October 29, 2025
When bots go feral
Aggressive bots ruined my weekend
Bots crashed Bear Blog; users call it a hellscape, skeptics say 'quit while you can'
TLDR: Bear Blog’s custom-domain traffic gate failed, and a swarm of bots made the outage worse. Commenters split: some say indie hosting is doomed, others push tools and even lawsuits, while veterans report a “hellscape” of rule-breaking scrapers—proof that the bot problem is everyone’s problem now.
Bear Blog’s chill Saturday turned into a bot apocalypse when the traffic “bouncer” for custom domains went down and stayed down way too long. The founder apologized, blaming swarms of hungry data gobblers: AI scrapers, malicious scanners, and home‑brew “vibe coded” bots running from living rooms. He claims millions of hostile hits and even suspects some apps are selling users’ phone connections to bot herders—cue gasps and side‑eye. Yes, he tried zip bombs (like glitter bombs for bots), then backed off, and now relies on Cloudflare and WAF (a web app firewall, aka an internet bouncer) plus custom blocking.

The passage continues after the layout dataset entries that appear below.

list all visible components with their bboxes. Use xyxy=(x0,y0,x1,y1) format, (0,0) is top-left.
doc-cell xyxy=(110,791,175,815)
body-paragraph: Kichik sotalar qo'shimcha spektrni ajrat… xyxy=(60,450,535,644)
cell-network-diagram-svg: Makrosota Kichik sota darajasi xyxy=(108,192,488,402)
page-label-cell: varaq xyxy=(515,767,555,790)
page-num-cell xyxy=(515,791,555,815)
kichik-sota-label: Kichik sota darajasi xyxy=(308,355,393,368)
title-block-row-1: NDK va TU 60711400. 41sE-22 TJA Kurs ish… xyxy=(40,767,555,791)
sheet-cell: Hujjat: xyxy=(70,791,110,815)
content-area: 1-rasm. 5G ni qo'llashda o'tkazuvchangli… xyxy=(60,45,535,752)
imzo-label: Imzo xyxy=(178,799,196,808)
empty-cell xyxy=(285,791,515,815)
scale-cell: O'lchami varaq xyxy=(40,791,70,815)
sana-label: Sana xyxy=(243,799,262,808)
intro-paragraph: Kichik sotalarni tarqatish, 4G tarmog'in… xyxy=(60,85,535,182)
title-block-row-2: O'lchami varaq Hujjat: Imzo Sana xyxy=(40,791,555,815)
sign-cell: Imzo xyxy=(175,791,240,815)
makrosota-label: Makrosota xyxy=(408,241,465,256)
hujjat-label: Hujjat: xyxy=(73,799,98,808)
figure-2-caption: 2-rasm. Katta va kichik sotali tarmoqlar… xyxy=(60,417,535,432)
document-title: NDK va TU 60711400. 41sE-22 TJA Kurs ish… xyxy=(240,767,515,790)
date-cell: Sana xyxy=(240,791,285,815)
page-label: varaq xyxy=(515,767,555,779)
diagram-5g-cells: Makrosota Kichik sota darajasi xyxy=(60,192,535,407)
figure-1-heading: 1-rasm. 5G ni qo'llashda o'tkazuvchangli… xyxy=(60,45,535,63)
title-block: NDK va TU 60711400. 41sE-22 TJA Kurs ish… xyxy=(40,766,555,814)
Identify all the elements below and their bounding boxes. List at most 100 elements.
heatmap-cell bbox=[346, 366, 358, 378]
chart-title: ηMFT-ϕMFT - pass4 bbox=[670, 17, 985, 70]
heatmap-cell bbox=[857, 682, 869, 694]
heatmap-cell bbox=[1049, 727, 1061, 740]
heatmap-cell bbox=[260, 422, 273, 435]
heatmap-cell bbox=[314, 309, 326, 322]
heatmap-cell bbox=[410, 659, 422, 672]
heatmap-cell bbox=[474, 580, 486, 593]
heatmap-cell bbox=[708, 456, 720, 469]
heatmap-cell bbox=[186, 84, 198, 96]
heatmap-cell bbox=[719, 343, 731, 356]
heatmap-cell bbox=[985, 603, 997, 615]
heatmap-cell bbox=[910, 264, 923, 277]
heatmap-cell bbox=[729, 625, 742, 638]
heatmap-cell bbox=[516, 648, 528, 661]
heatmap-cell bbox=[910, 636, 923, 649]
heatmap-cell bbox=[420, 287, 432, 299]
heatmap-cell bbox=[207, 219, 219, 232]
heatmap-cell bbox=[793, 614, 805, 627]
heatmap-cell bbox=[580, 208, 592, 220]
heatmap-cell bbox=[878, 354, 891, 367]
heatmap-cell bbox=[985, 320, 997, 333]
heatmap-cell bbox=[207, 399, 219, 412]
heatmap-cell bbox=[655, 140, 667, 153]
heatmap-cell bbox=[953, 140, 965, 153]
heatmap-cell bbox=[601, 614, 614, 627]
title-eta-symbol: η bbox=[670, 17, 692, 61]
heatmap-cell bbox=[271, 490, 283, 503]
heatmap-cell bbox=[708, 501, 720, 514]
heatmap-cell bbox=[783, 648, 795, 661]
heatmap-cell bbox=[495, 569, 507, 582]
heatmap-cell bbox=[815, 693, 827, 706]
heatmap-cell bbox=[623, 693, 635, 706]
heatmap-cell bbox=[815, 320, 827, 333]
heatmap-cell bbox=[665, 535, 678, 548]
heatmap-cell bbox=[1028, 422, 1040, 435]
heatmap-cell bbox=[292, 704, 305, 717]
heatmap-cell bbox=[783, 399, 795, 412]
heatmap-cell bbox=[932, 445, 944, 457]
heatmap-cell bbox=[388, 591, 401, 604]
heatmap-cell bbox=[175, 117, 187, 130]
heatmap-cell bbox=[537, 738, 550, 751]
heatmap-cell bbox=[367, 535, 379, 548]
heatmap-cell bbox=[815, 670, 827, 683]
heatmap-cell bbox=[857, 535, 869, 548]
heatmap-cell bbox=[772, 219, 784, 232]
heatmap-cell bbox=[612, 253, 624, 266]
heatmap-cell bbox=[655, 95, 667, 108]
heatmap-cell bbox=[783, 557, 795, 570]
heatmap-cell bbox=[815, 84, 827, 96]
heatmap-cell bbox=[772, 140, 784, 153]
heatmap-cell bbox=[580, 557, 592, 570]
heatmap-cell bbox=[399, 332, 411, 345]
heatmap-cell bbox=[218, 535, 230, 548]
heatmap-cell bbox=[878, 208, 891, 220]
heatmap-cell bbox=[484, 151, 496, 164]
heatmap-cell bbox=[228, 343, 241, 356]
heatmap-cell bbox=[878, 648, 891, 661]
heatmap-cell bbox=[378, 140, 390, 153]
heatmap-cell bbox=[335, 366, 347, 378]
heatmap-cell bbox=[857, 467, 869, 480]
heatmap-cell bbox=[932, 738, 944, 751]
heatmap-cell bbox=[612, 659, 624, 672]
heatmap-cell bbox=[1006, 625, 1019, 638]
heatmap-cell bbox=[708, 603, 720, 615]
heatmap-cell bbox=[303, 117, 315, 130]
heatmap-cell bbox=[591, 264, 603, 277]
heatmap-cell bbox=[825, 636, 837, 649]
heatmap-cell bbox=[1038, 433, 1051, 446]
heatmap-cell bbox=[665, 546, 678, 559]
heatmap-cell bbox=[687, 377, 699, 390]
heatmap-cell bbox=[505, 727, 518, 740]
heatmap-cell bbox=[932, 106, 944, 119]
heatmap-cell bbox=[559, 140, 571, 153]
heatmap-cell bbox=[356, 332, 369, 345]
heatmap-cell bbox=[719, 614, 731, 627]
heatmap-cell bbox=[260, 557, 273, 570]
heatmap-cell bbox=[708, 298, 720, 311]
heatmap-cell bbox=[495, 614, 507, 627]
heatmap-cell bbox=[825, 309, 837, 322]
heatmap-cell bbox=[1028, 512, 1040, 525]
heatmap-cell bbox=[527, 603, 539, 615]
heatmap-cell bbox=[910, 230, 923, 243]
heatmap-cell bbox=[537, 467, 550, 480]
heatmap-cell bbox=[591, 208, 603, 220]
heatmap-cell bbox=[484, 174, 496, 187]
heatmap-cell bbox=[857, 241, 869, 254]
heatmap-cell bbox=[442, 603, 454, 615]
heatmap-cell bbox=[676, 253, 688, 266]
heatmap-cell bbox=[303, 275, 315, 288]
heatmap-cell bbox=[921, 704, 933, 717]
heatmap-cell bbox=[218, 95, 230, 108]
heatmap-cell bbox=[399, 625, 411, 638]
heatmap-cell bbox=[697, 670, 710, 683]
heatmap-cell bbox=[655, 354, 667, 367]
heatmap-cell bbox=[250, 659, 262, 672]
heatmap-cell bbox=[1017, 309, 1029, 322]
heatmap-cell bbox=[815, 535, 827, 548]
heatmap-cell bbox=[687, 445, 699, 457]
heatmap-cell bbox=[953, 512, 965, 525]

The comments immediately split into camps. Doomers like TimorousBestie say it’s time to bail on indie hosting entirely—“the internet is decaying.” Battle‑hardened veterans like cupofjoakim nod: their book site is “a hellscape” where bots ignore polite rules, hide their identity, and hop VPNs. Fix‑it folks recommend tools like Pingoo, while the law-and-order crowd wants lawsuits for botty bad behavior. Memes flew: “Proof-of-Work? More like Proof‑I‑Lost‑My‑Weekend,” and “Skynet’s unpaid interns wrecked my blog.” The big mood? Equal parts paranoia (phone apps as bot tunnels), exhaustion (endless blocking), and spicy revenge fantasies (lawyers and digital booby traps).
Key Points
- •Bear Blog experienced a major outage on October 25 when its reverse proxy for custom domains failed, causing timeouts.
- •The monitoring tool did not alert the incident, leading to a delayed response; the author issued an apology.
- •The article classifies bot traffic into AI scrapers, malicious scrapers, and unchecked automations, with distinct handling policies.
- •The author reports blocking close to 2 million malicious requests in 24 hours, noting IP rotation often linked to cellular network ASNs (speculative).
- •Mitigations include Cloudflare WAF, rate limiting, and custom bot quarantine; experiments with zip bombs and proof-of-work were abandoned due to risk and complexity.